Use of the Beta-binomial for Modeling Dose-Mortality Data

Statistics Research Associates, Wellington

In the exposure-mortality data that is of interest, the exposure measure may be time in coolstorage, or exposure to varying levels of a fumigant for a fixed time period. Each replicate provides information, for each of a number of exposure levels, on mortality. There are then several replicates for each combination of one or more species and/or lifestage and/or temperature or other conditions. The aim is to compare tolerance between species/lifestage combinations, and to predict, if possible, a level of exposure that is likely to lead to close to 100% mortality.

Abilities have recently been added to the glmmTMB package for R that facilitate the use of models that assume a beta-binomial error, with the scale parameter modeled as a function of explanatory variables. Lines (or, in principle, curves), fitted assuming a suitable link function, can be modeled either as fixed or as random effects. Possibilities are a random intercept that is drawn from a normal distribution, or a random bivariate normal intercept and slope.

Interesting and important implications, not previously considered in the analysis of organic produce quarantine data, or in the design of the relevant experiments, flow from the modeling of the scale parameter. It is easiest to explain how these effects operate when expressed in terms of the intra-class correlation \(\rho\), which is a simple function of glmmTMB’s choice of scale parameter. The graph shows the estimated patterns of change of \(\rho\) with days in coolstorage, for the larval 2 lifestages of two different fruitfly species, in one dataset examined. Predicted mortalities range from 1 day:0.08; 4: 0.44; 8:0.999 for MedL2, and 1:0.14; 4:0.3; 8:0.66 14:0.997 for MelonL2.

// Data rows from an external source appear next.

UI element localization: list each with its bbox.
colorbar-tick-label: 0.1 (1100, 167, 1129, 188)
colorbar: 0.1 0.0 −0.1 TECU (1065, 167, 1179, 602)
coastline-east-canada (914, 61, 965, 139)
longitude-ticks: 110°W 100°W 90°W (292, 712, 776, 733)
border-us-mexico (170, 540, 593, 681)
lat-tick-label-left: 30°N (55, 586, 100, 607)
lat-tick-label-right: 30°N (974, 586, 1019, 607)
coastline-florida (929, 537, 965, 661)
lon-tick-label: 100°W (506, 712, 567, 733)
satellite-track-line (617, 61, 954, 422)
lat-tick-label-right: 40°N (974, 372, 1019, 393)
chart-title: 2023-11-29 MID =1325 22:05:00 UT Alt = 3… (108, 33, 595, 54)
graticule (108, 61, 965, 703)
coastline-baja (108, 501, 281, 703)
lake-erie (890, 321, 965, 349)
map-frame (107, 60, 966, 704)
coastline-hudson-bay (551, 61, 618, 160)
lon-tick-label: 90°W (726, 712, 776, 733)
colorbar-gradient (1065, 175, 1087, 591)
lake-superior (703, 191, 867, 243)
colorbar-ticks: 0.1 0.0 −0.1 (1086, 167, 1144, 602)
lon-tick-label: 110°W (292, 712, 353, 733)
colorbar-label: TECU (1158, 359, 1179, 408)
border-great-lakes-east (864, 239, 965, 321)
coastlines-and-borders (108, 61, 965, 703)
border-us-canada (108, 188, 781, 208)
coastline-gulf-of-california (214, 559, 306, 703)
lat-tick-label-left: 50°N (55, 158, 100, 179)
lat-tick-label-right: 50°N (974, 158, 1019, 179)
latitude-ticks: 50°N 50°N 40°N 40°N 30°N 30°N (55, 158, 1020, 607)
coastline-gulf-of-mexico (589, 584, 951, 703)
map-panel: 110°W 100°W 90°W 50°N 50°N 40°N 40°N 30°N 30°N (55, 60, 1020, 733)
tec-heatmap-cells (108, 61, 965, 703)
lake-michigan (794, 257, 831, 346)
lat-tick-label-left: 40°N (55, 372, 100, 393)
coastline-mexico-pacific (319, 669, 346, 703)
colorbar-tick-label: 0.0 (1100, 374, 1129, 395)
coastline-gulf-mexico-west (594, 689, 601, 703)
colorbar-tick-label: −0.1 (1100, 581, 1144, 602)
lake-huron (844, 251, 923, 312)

An intra-class correlation of \(\rho\) implies that, given a probability \(\pi\), the variance cannot be reduced below \(\pi(1-\pi)\rho\), no matter how large the sample size \(n\). Thus, if \(\rho = 0.1\), the variance cannot be reduced below \(0.1 \pi(1-\pi)\). A sample size of 90 reduces it to 10% above this minimum. Points to note are:

  • The assumption that the binomial variance is multiplied by an amount that is the same at all points on the scale, as commonly made when analyzing using quasibinomial errors, gives much too much weight to points at mid-range mortalities, and too little to points at high mortalities.
  • A further consequence is that slope estimates will be overly influenced by statistical variation in mid-range mortalities. There are strong implications for the use of insect material.

The beta-binomial may be too extreme in downplaying the benefits of increasing sample size. This calls for further investigation.